Зарождающаяся революционная культура была отмечена двойственностью и растущим желанием ее преодолеть. Марксизм с его представлениями о взрывоопасных, но плодотворных противоречиях современного капитализма и с идеями диалектического прогресса породил политико-экономическую и историческую версию модернистского принятия жизненных потрясений и беспорядков как составляющей прогресса, который преодолеет непредзаданность и неопределенность. Модернистское искусство также склонно рассматривать иконоборчество и хаос как путь к преображению, только не с политической, а с эстетической точки зрения. Однако после Октября, когда революционеры пришли к власти, акцент и в идеологии, и в искусстве все больше делался на преодолении неопределенности, на устранении противоречий, на отказе от модернистского духа разрыва. Все больше и больше внимания советская политическая мысль уделяла модернизму, понимаемому как научная рациональность и прогресс; все меньше и меньше места оставалось для модернизма, который противостоит материализму, упорядочивающему рационализму буржуазной модерности и особенно ставит под сомнение прогресс, порядок, культ науки и разума. Советская модерность постоянно вела борьбу «за очищение от двойственности», по выражению 3. Баумана [Bauman 1992:120]. Но в культурной жизни избежать ее не удавалось. Культура, будучи вполне модерной, разрывалась в диалоге (а порой и в борьбе) противоречивых и изменчивых точек зрения, в ней сталкивались позитивистский рационализм с дерзким иконоборчеством, репрессивное дисциплинирование – с либидинальными эксцессами, единомыслие – с разноречием, вера в прогресс – с глубокой растерянностью[326]
.По общему мнению, писатели из рабочего класса, особенно поэты радикальных взглядов и авторы, связанные с движением «пролетарской культуры», были носителями радостного урбанистического и индустриального воображения, даже воплощали его. В своем исследовании о пролетарских поэтах первых советских лет Дж. Патрик прямо заявляет: «Пролетарские барды все свои взгляды обращают на бурный и грохочущий город. <…> Они созерцают его с чувствами, которые связаны с их собственной жизнью, их собственной энергией, их поражает его мощь и производительность» [Patrick 1929: 143–144]. Советские литературные критики того периода придерживались того же мнения. П. И. Лебедев-Полянский, одна из наиболее влиятельных фигур на раннесоветской культурной сцене, неоднократно заявлял, что после Октябрьской революции у рабочих писателей полностью открылись глаза на прогрессивные ценности современного города и они признали очевидные пороки городской жизни необходимым этапом в ходе диалектического развития истории.

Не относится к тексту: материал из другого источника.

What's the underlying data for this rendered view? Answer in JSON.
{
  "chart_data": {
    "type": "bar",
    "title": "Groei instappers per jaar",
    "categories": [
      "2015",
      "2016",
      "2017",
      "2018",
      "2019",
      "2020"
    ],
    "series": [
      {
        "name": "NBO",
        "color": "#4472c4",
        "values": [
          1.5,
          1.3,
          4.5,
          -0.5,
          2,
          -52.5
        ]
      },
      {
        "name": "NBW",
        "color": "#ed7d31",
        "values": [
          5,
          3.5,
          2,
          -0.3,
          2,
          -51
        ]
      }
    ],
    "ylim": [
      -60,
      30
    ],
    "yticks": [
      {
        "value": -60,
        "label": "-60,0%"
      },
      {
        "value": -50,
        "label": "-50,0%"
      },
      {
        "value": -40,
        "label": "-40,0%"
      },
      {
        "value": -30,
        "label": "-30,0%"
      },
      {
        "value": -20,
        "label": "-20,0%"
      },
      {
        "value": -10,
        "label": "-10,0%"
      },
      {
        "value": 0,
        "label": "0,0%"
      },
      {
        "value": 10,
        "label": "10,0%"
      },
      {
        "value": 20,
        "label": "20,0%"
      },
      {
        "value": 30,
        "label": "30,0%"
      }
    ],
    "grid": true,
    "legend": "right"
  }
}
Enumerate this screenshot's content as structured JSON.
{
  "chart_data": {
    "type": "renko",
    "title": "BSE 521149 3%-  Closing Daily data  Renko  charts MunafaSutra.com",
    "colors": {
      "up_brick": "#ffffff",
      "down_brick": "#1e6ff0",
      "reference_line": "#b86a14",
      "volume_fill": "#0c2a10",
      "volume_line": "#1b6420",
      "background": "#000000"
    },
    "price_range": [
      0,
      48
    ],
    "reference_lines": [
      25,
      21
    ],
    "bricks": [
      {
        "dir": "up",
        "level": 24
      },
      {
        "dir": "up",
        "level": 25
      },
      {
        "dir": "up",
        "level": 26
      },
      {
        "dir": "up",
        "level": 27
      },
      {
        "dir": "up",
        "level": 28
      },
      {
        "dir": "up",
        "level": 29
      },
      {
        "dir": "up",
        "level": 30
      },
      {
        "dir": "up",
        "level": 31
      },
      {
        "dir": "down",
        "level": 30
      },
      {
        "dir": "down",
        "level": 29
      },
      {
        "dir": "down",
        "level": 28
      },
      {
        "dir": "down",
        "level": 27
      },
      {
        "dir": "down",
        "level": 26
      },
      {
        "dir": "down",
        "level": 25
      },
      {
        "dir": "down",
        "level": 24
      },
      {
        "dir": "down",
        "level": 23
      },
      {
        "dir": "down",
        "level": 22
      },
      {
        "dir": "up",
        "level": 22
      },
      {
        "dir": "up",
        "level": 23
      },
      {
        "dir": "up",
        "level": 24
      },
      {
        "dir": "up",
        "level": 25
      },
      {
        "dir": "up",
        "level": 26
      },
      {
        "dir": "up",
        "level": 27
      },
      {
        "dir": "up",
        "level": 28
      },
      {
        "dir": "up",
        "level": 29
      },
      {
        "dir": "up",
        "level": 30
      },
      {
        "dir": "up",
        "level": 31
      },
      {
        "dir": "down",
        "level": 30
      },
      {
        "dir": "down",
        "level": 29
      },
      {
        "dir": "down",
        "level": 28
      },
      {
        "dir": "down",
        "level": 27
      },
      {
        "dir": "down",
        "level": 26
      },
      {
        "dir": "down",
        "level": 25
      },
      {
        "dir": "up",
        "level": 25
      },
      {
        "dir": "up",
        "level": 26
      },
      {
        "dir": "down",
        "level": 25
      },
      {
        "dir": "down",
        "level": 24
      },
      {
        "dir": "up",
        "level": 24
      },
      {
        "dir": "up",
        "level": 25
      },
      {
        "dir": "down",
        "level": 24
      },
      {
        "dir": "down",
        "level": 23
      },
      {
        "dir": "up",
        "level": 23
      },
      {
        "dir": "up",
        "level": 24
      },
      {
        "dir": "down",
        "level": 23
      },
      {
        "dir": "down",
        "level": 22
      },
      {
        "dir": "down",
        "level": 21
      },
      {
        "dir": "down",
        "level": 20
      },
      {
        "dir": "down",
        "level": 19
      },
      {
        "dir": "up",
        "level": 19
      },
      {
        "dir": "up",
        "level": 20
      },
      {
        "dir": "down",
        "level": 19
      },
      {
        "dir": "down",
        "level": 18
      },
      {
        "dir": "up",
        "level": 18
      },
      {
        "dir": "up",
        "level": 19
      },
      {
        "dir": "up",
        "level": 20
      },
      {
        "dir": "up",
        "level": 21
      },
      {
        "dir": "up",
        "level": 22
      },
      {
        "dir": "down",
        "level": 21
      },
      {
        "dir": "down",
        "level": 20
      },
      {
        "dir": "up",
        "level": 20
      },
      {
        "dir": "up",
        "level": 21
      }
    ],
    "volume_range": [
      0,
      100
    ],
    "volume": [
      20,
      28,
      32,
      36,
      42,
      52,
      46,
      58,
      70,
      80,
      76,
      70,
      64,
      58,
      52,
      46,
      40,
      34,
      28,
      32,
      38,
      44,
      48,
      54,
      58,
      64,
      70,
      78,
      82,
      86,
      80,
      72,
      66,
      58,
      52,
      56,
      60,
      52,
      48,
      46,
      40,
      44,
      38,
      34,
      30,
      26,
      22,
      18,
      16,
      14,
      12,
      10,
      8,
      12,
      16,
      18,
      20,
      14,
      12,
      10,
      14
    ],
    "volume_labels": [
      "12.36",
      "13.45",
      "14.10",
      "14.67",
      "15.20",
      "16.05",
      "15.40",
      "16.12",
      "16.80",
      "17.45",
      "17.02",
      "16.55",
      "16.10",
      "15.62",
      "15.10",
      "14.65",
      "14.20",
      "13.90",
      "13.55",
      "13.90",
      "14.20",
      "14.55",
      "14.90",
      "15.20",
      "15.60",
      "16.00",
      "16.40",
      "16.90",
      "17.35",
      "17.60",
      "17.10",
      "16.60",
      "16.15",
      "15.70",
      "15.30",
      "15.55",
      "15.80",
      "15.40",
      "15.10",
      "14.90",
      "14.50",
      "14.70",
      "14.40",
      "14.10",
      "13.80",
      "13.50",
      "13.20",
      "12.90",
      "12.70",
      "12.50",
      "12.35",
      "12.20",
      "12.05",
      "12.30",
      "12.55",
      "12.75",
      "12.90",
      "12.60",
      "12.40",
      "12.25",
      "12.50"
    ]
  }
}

Если раньше город рисовался, как спрут, и рабочая муза видела в нем торжество сытого мира и нищету, яркий ослепительный блеск зеркальных витрин, первоклассных ресторанов и реклам и покривившиеся лачужки рабочей слободки, нарядных расфуфыренных дам и праздных щеголей буржуазии, проститутку и безработного, то теперь город иной. Его рабочий любит [Лебедев-Полянский 1918а: 9].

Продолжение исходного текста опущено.